One of the most valuable lessons was recognizing how **limits define the behavior of functions as variables approach infinity or specific values**. Through multiple exercises, I learned to distinguish between **convergent** and **divergent** functions. For instance, the description of $e$ as a limit of compounding interest clearly demonstrated how exponential growth emerges from continuous compounding — a fundamental concept connecting calculus to real-world finance.
The exploration of **inverse functions** (like $f$ and $f^{-1}$) helped me understand how certain operations “undo” each other. Visualizing these relationships through interactive plots reinforced the geometric intuition behind reflection across the line $y = x$.

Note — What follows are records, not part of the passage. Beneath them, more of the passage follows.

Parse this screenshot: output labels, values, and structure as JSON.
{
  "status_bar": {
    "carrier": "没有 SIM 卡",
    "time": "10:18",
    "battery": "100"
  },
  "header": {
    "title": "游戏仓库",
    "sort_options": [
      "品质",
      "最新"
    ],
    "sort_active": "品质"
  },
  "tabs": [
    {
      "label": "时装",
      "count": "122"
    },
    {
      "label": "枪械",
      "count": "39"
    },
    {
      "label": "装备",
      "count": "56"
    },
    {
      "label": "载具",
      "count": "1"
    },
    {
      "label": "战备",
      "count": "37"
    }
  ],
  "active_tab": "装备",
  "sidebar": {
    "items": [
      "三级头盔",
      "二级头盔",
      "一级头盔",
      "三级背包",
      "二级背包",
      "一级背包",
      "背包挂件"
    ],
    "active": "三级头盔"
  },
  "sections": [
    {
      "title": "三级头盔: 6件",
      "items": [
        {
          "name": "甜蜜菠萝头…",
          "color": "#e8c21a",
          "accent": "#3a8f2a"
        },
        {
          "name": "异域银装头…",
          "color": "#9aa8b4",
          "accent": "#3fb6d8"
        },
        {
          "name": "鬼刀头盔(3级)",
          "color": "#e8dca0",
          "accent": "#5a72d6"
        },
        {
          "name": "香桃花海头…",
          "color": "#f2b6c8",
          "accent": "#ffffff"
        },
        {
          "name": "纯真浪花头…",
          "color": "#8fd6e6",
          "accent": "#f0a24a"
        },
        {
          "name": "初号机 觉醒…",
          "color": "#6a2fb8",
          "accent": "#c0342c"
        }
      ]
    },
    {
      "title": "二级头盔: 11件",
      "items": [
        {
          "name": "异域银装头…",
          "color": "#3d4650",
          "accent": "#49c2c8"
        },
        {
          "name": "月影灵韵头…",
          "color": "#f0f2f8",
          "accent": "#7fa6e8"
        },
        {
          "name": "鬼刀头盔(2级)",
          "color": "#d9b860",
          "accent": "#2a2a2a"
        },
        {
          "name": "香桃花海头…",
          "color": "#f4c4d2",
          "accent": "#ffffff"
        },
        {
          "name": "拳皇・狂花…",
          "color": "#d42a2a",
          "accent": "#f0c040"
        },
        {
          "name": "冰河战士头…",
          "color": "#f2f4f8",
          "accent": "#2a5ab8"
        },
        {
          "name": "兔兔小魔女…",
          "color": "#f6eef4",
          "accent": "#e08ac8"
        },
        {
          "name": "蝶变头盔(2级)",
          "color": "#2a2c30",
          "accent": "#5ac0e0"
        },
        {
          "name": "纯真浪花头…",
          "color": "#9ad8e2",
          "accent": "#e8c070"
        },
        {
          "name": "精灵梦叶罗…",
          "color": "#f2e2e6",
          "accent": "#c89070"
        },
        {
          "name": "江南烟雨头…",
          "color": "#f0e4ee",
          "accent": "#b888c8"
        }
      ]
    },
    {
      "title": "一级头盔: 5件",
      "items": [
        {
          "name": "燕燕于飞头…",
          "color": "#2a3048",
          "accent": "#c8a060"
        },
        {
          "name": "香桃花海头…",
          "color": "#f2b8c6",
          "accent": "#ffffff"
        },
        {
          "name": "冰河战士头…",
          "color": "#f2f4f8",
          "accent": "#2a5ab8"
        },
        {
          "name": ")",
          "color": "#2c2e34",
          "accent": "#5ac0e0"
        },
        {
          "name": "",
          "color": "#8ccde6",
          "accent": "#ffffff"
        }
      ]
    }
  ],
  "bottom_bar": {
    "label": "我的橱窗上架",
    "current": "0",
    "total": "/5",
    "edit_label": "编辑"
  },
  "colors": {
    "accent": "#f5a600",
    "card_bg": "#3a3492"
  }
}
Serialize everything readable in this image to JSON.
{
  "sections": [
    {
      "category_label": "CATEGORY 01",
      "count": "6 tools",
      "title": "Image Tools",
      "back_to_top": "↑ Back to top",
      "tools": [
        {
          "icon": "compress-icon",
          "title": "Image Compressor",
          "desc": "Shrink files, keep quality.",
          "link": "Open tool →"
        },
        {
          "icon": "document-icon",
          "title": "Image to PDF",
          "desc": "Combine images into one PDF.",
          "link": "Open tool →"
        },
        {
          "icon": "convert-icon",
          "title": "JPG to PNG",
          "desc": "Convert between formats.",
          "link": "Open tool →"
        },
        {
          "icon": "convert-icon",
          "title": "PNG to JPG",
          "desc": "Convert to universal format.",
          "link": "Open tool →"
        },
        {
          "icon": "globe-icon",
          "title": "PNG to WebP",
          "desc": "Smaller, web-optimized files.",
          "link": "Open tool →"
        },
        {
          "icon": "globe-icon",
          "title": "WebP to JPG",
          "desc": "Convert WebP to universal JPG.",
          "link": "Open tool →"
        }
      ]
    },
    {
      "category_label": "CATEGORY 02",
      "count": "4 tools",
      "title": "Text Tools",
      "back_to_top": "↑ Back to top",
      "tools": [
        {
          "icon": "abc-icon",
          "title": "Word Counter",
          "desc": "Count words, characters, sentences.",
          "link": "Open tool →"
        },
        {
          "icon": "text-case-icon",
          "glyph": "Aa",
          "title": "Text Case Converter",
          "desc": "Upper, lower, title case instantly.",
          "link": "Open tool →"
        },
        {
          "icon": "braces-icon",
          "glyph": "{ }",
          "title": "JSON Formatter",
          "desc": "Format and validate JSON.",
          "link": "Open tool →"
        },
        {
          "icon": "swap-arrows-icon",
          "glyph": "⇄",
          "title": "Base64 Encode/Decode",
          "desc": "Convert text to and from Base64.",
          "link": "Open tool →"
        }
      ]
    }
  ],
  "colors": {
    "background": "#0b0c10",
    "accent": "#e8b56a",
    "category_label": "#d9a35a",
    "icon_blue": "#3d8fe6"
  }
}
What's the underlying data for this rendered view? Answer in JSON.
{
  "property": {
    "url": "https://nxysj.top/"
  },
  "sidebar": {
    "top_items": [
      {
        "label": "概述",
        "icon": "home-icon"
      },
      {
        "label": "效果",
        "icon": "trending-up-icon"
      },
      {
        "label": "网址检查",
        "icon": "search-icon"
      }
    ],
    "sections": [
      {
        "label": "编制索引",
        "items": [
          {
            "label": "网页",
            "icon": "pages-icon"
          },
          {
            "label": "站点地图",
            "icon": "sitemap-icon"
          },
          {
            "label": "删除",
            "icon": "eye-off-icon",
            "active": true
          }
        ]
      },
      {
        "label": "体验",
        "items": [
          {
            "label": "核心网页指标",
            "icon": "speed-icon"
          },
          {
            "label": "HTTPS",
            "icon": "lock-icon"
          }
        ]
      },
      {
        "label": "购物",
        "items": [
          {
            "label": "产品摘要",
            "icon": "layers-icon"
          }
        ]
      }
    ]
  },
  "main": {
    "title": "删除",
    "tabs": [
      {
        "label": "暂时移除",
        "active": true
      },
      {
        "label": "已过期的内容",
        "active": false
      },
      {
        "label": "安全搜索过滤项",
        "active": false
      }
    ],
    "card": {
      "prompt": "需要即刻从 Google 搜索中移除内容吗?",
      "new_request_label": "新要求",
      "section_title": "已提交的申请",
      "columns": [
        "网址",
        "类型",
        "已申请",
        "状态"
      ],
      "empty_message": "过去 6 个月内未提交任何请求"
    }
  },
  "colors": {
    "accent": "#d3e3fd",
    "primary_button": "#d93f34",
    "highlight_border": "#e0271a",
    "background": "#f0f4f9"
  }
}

The section on **asymptotic growth** was particularly insightful. Comparing functions like $\sqrt{n}$, $\log_2(n)$, and constants such as $10$ clarified how growth rates differ dramatically as $n \to \infty$. I realized that while $\log_2(n)$ grows without bound, it does so much slower than $\sqrt{n}$ — a concept central to algorithmic analysis and computational complexity.
Finally, the exercises involving **trigonometric limits** reminded me that not all functions settle to a limit. For example, $\lim_{\omega \to \infty} \sin(\omega t_0)$ does not exist due to perpetual oscillation — a perfect example of bounded but non-convergent behavior. Similarly, recognizing that $\sin(\omega x)$ is defined for all real $\omega$ (not just integers) emphasized the importance of distinguishing mathematical generality from contextual constraints.
Overall, this week tied together key mathematical ideas:
- How **limits define behavior** at infinity or near singular points,
- How **inverse and asymptotic relationships** describe long-term trends, and
- How **function behavior** can be both predictable and bounded, yet non-convergent.
These insights collectively built a stronger conceptual foundation for understanding not just calculus, but also how mathematical models behave across disciplines — from finance to physics to computer science.